Sandwiched between cool ballad arrangements is rousing gospel, straight-up jazz and subtle lyrical asides. Lincoln, a sly ornithologist, likes to ruminate about her fine, feathered friends. Accordingly, her sandpapered pipes commingle with the flute of Jerome Richardson, which chirps canary-like. There's a flyover by Hoagy Carmicheal and Johnny Mercer's majestic "Skylark," and, later, a conversation with Irving Burgie's metaphorical "Yellow Bird."

"What makes breezes blow?" Lincoln asks earnestly. Then, "What makes rivers flow?" A simple couplet rife with poignancy, and the wizened Lincoln, at age 73, is smart enough to read the lyric sans adornment.EndBlock

Five more:
Kurt Elling--Man in the Air (Blue Note). Part dare-devil, part poet, Elling long ago outgrew the comparisons to fellow beatnik Mark Murphy, his role model.

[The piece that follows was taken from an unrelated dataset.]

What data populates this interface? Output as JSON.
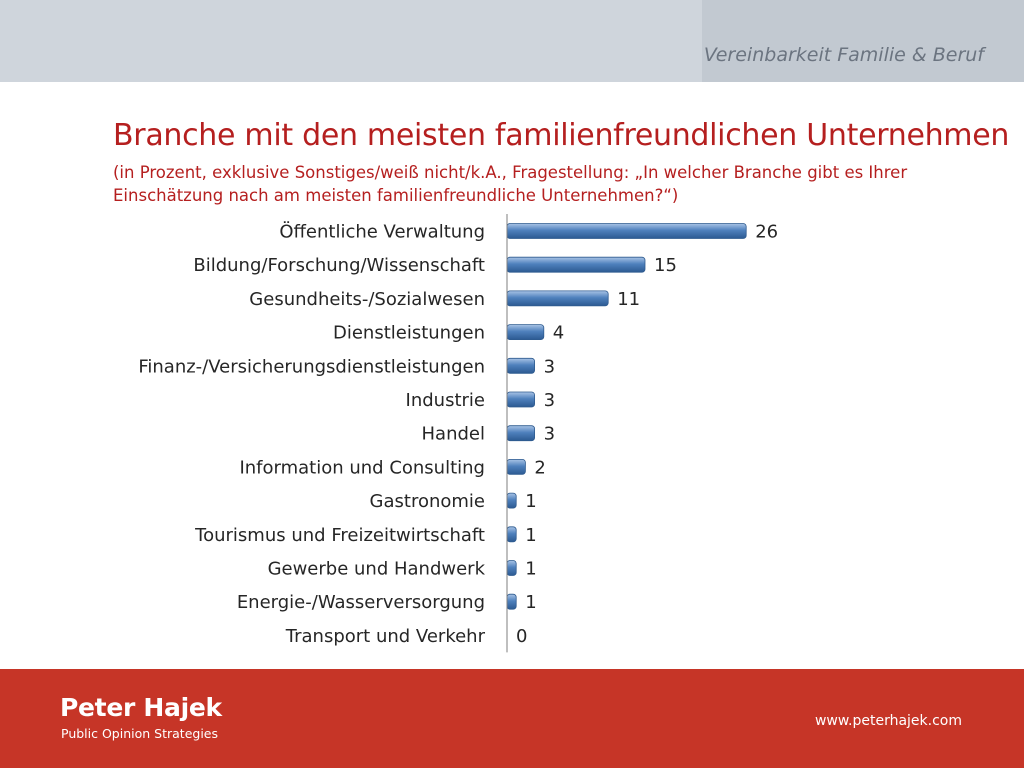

The repertoire is demanding as ever, featuring familiar melodies by instrumentalists like Pat Metheny retooled with the singer's unflinching lyrics. Passionate music by an American original.

Nancy Harrow--Winter Dreams (Artists House). A mixture of cabaret and jazz opera, Dreams is a high-minded song cycle based on the life of F. Scott Fitzgerald. There's nothing like it in the jazz cannon. Portrayed by Harrow and Grady Tate, who storytell in animated fashion, the famous characters of Gatsby and Daisy emerge, as do Zelda and Fitzgerald himself. Fueled by love, champagne and the bubbling piano of the late Roland Hanna, Harrow's masterwork is a potent cocktail.

Ithamara Koorax--Love Dance (Milestone). Divergent guest spots by Cuban pianist Gonzalo Rubalcaba, guitarist John McLaughlin and bossa nova legend Luis Bonfa insure a certain, ah, eclecticism. And dig: the Brazilian chanteuse scats in four languages.

Dianne Reeves--A Little Moonlight (Blue Note). And candlelight, too. An intimate small group affair delivered by a confident singer with liquid tone, but one also prone to bombast. No pyrotechnics here, though. Just warm standards delivered with tasty reserve.

Luciana Souza--North and South (Sunnyside). Music from North and South America sung by a Brazilian. The result is a rare bossa nova-style record minus guitar. Instead, the piano (Fred Hersch and others) brings the beat and Souza, the soul.